Light irradiation activates a range of cellular processes in a variety of cell types, including stem cells, and can promote tissue repair. This study investigated the effects of light-emitting diode (LED) exposure on dental pulp cells (DPCs). Dose response analysis at 20-second intervals up to 120 seconds demonstrated that a LED array emitting 653-nm red light stimulated significantly increased cell growth at 3 and 7 days post-irradiation with 40 (149 mJ/cm(2)) and 60 (224 mJ/cm(2)) seconds of radiant exposure. Double-dosing cells at days 1 and 4 of a 7-day culture period with 60-second (224 mJ/cm(2)) LED exposure significantly increased cell growth compared with a single dosing regime. BrdU analysis demonstrated significantly increased proliferation rates associated with significantly increased ATP, nitric oxide (NO), and mitochondrial metabolic activity. LED-stimulated NO levels were not reduced by inhibition of NO-synthase activity.

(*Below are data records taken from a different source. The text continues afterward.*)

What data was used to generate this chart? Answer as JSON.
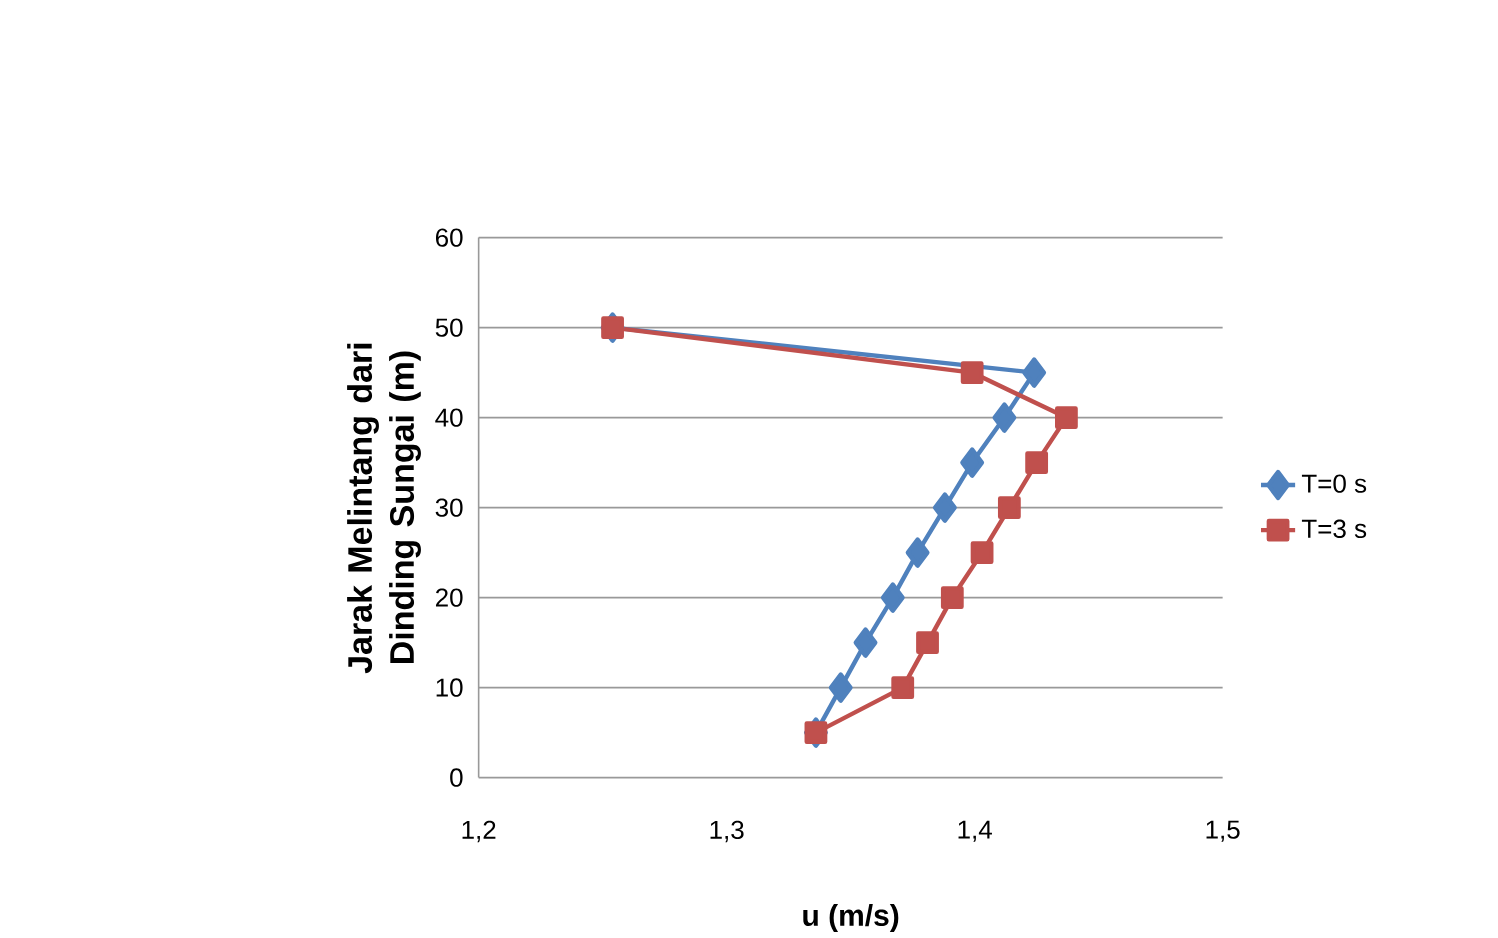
{
  "chart_data": {
    "type": "line",
    "xlabel": "u (m/s)",
    "ylabel": "Jarak Melintang dari Dinding Sungai (m)",
    "xlim": [
      1.2,
      1.5
    ],
    "xticks": [
      {
        "value": 1.2,
        "label": "1,2"
      },
      {
        "value": 1.3,
        "label": "1,3"
      },
      {
        "value": 1.4,
        "label": "1,4"
      },
      {
        "value": 1.5,
        "label": "1,5"
      }
    ],
    "ylim": [
      0,
      60
    ],
    "yticks": [
      0,
      10,
      20,
      30,
      40,
      50,
      60
    ],
    "grid": "y",
    "legend": "right",
    "series": [
      {
        "name": "T=0 s",
        "color": "#4f81bd",
        "marker": "diamond",
        "x": [
          1.254,
          1.424,
          1.412,
          1.399,
          1.388,
          1.377,
          1.367,
          1.356,
          1.346,
          1.336
        ],
        "values": [
          50,
          45,
          40,
          35,
          30,
          25,
          20,
          15,
          10,
          5
        ]
      },
      {
        "name": "T=3 s",
        "color": "#c0504d",
        "marker": "square",
        "x": [
          1.254,
          1.399,
          1.437,
          1.425,
          1.414,
          1.403,
          1.391,
          1.381,
          1.371,
          1.336
        ],
        "values": [
          50,
          45,
          40,
          35,
          30,
          25,
          20,
          15,
          10,
          5
        ]
      }
    ]
  }
}
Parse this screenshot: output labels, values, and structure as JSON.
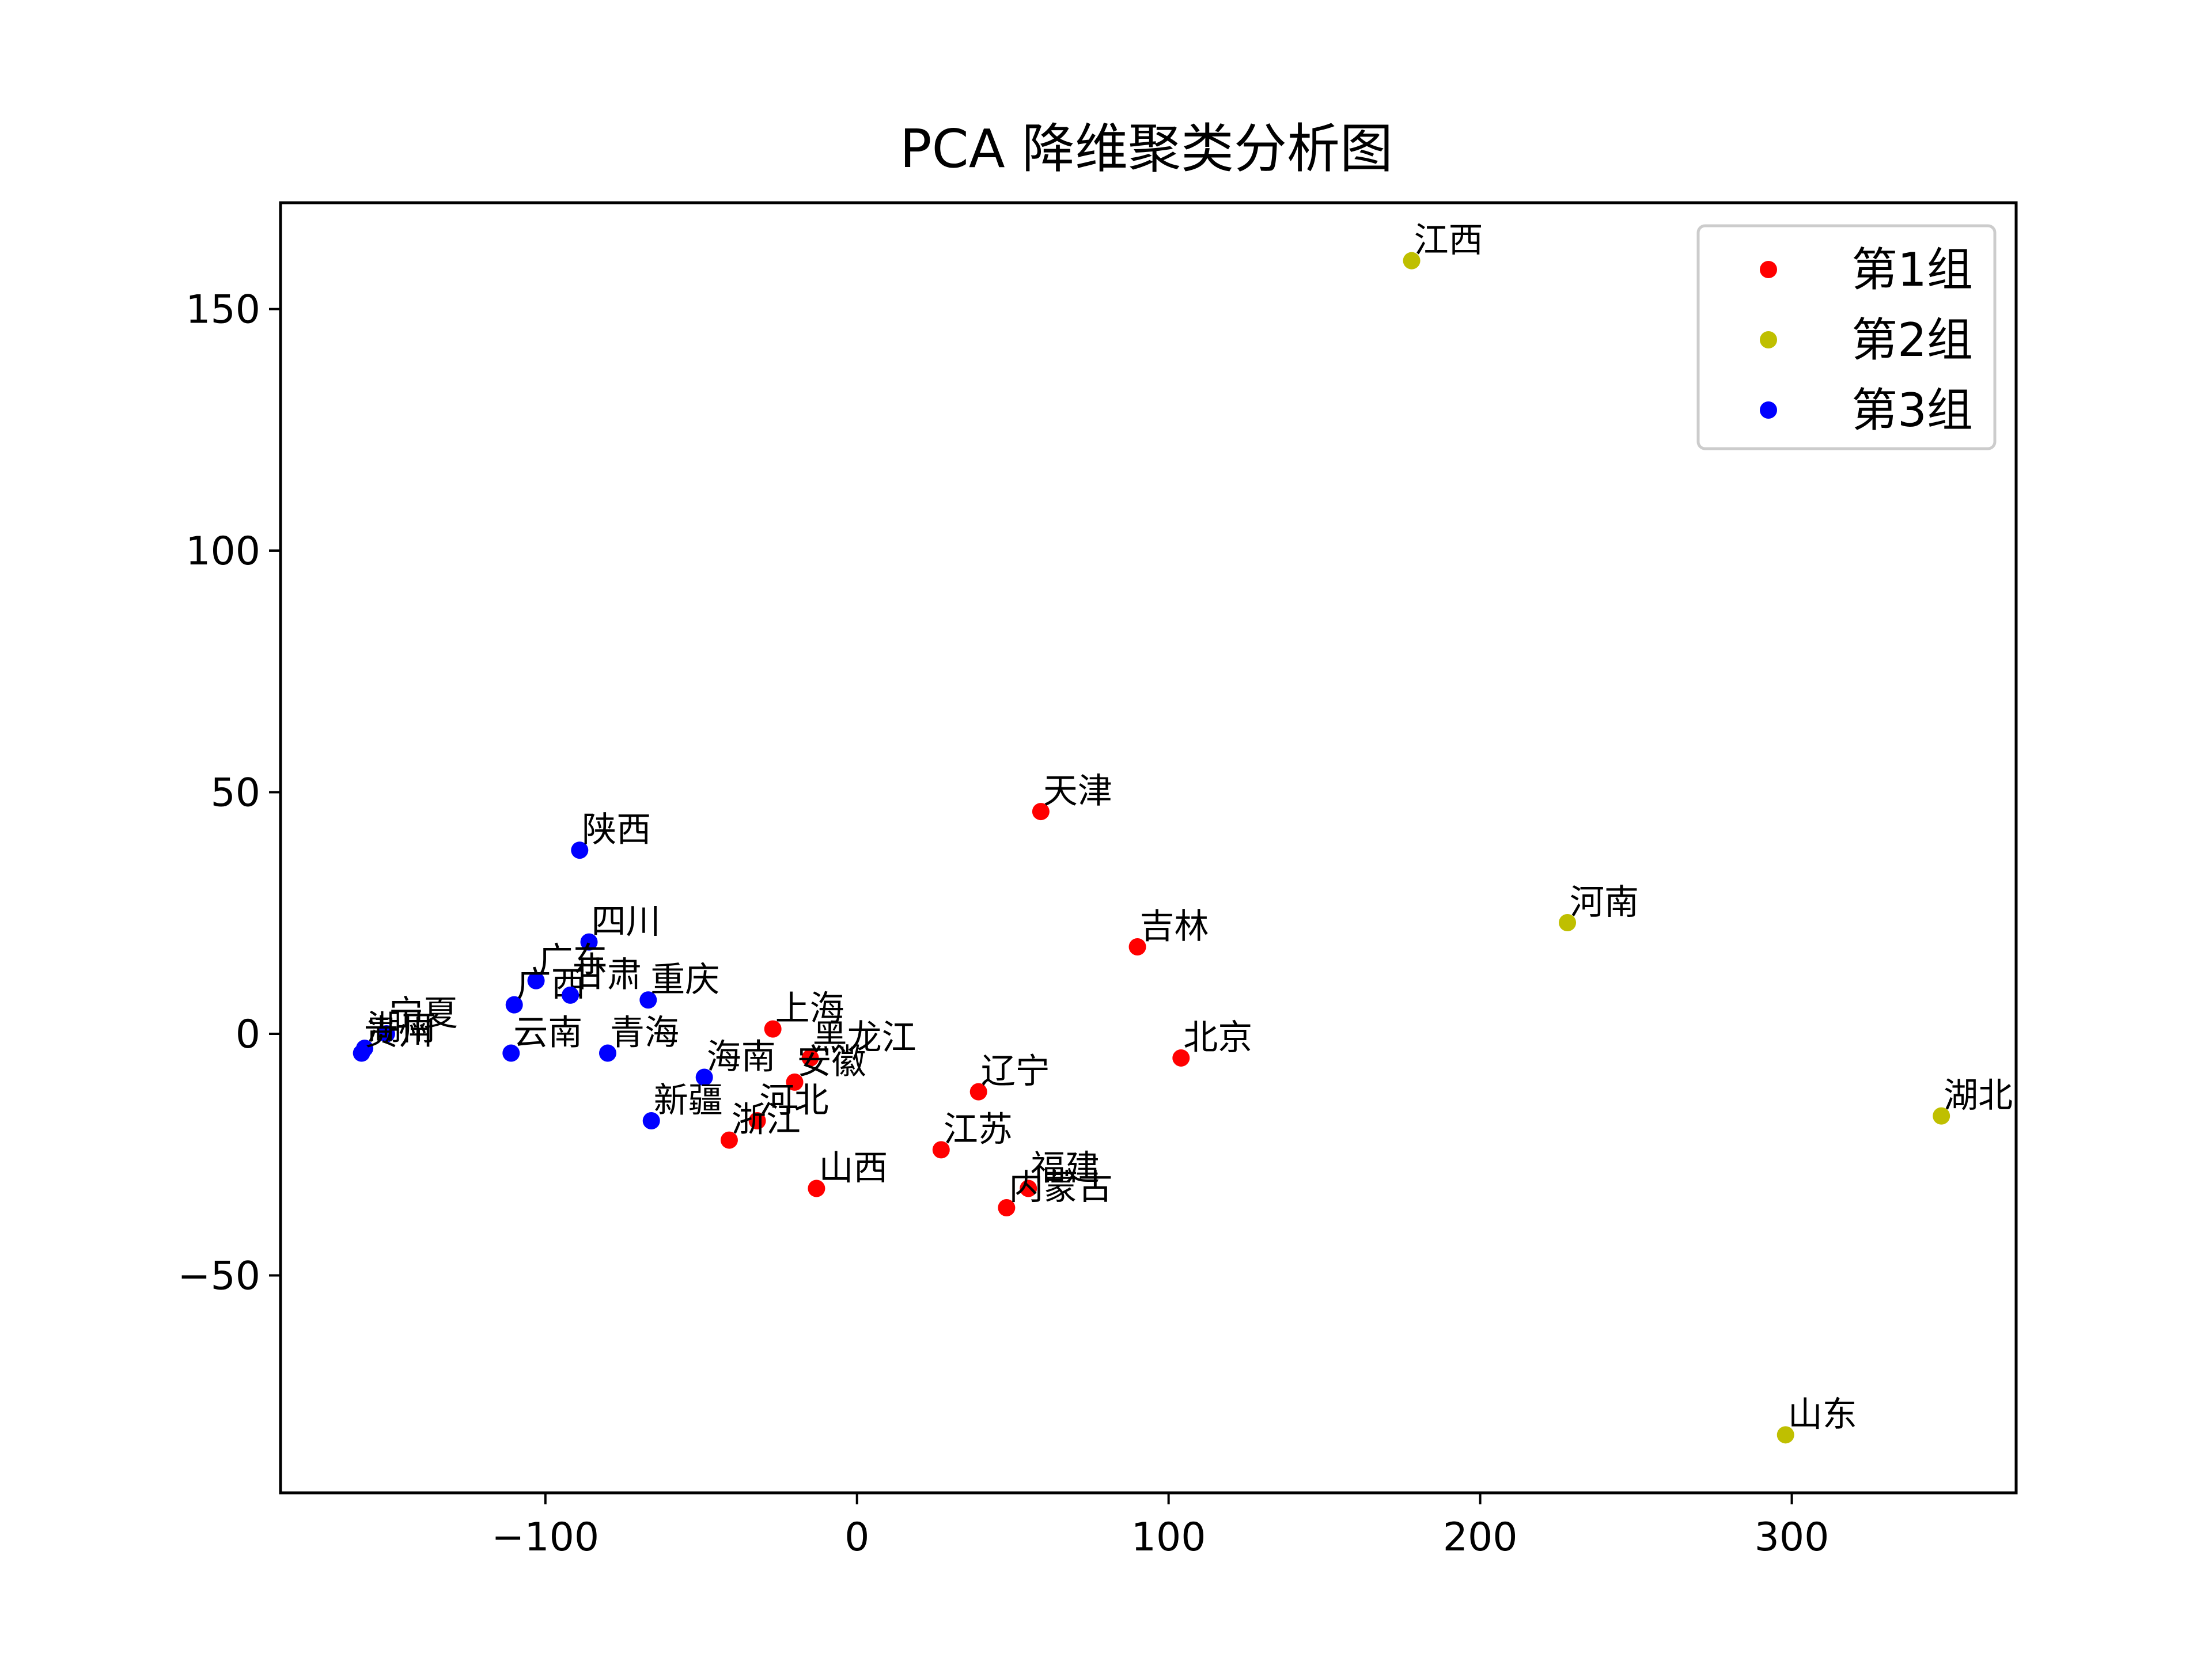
{
  "chart_data": {
    "type": "scatter",
    "title": "PCA 降维聚类分析图",
    "xlabel": "",
    "ylabel": "",
    "xlim": [
      -185,
      372
    ],
    "ylim": [
      -95,
      172
    ],
    "xticks": [
      -100,
      0,
      100,
      200,
      300
    ],
    "xtick_labels": [
      "−100",
      "0",
      "100",
      "200",
      "300"
    ],
    "yticks": [
      -50,
      0,
      50,
      100,
      150
    ],
    "ytick_labels": [
      "−50",
      "0",
      "50",
      "100",
      "150"
    ],
    "grid": false,
    "legend_position": "top-right",
    "series": [
      {
        "name": "第1组",
        "color": "#ff0000",
        "points": [
          {
            "label": "天津",
            "x": 59,
            "y": 46
          },
          {
            "label": "吉林",
            "x": 90,
            "y": 18
          },
          {
            "label": "北京",
            "x": 104,
            "y": -5
          },
          {
            "label": "上海",
            "x": -27,
            "y": 1
          },
          {
            "label": "黑龙江",
            "x": -15,
            "y": -5
          },
          {
            "label": "安徽",
            "x": -20,
            "y": -10
          },
          {
            "label": "河北",
            "x": -32,
            "y": -18
          },
          {
            "label": "浙江",
            "x": -41,
            "y": -22
          },
          {
            "label": "辽宁",
            "x": 39,
            "y": -12
          },
          {
            "label": "江苏",
            "x": 27,
            "y": -24
          },
          {
            "label": "山西",
            "x": -13,
            "y": -32
          },
          {
            "label": "福建",
            "x": 55,
            "y": -32
          },
          {
            "label": "内蒙古",
            "x": 48,
            "y": -36
          }
        ]
      },
      {
        "name": "第2组",
        "color": "#bfbf00",
        "points": [
          {
            "label": "江西",
            "x": 178,
            "y": 160
          },
          {
            "label": "河南",
            "x": 228,
            "y": 23
          },
          {
            "label": "湖北",
            "x": 348,
            "y": -17
          },
          {
            "label": "山东",
            "x": 298,
            "y": -83
          }
        ]
      },
      {
        "name": "第3组",
        "color": "#0000ff",
        "points": [
          {
            "label": "陕西",
            "x": -89,
            "y": 38
          },
          {
            "label": "四川",
            "x": -86,
            "y": 19
          },
          {
            "label": "广东",
            "x": -103,
            "y": 11
          },
          {
            "label": "广西",
            "x": -110,
            "y": 6
          },
          {
            "label": "甘肃",
            "x": -92,
            "y": 8
          },
          {
            "label": "重庆",
            "x": -67,
            "y": 7
          },
          {
            "label": "宁夏",
            "x": -151,
            "y": 0
          },
          {
            "label": "湖南",
            "x": -158,
            "y": -3
          },
          {
            "label": "贵州",
            "x": -159,
            "y": -4
          },
          {
            "label": "云南",
            "x": -111,
            "y": -4
          },
          {
            "label": "青海",
            "x": -80,
            "y": -4
          },
          {
            "label": "海南",
            "x": -49,
            "y": -9
          },
          {
            "label": "新疆",
            "x": -66,
            "y": -18
          }
        ]
      }
    ]
  }
}
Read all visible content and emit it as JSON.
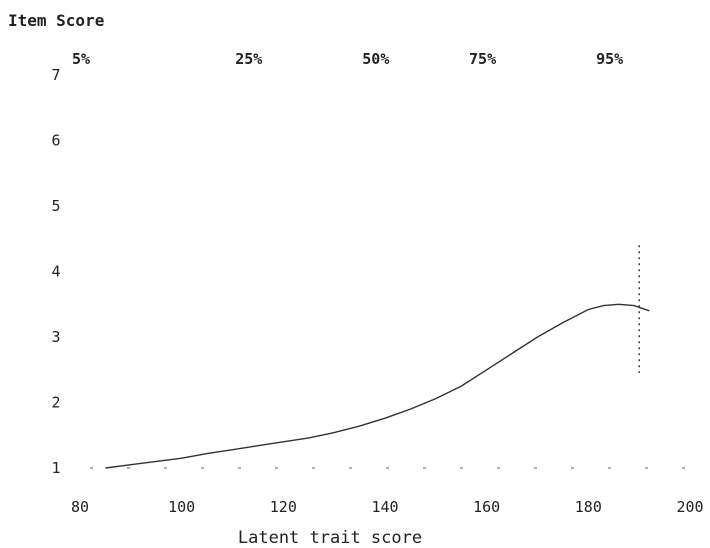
{
  "chart_data": {
    "type": "line",
    "title": "",
    "ylabel": "Item Score",
    "xlabel": "Latent trait score",
    "xlim": [
      80,
      200
    ],
    "ylim": [
      1,
      7
    ],
    "x_ticks": [
      {
        "value": 80,
        "label": "80"
      },
      {
        "value": 100,
        "label": "100"
      },
      {
        "value": 120,
        "label": "120"
      },
      {
        "value": 140,
        "label": "140"
      },
      {
        "value": 160,
        "label": "160"
      },
      {
        "value": 180,
        "label": "180"
      },
      {
        "value": 200,
        "label": "200"
      }
    ],
    "y_ticks": [
      {
        "value": 1,
        "label": "1"
      },
      {
        "value": 2,
        "label": "2"
      },
      {
        "value": 3,
        "label": "3"
      },
      {
        "value": 4,
        "label": "4"
      },
      {
        "value": 5,
        "label": "5"
      },
      {
        "value": 6,
        "label": "6"
      },
      {
        "value": 7,
        "label": "7"
      }
    ],
    "percentiles": [
      {
        "label": "5%",
        "x": 92
      },
      {
        "label": "25%",
        "x": 125
      },
      {
        "label": "50%",
        "x": 150
      },
      {
        "label": "75%",
        "x": 171
      },
      {
        "label": "95%",
        "x": 196
      }
    ],
    "series": [
      {
        "x": [
          85,
          90,
          95,
          100,
          105,
          110,
          115,
          120,
          125,
          130,
          135,
          140,
          145,
          150,
          155,
          160,
          165,
          170,
          175,
          180,
          183,
          186,
          189,
          192
        ],
        "y": [
          1.0,
          1.05,
          1.1,
          1.15,
          1.22,
          1.28,
          1.34,
          1.4,
          1.46,
          1.54,
          1.64,
          1.76,
          1.9,
          2.06,
          2.25,
          2.5,
          2.75,
          3.0,
          3.22,
          3.42,
          3.48,
          3.5,
          3.48,
          3.4
        ]
      }
    ],
    "vertical_line": {
      "x": 190,
      "y_from": 2.45,
      "y_to": 4.4
    },
    "grid": false,
    "legend": "none"
  }
}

Light exposure also rescued the inhibition of mitochondrial dysfunction and increased levels of in vitro mineralization compared with control. Media exchange experiments indicated that autocrine signaling was not likely responsible for red-light-induced DPC activity. In conclusion, data analysis indicated that 653-nm LED irradiation promoted DPC responses relevant to tissue repair, and this is likely mediated by increased mitochondrial activity.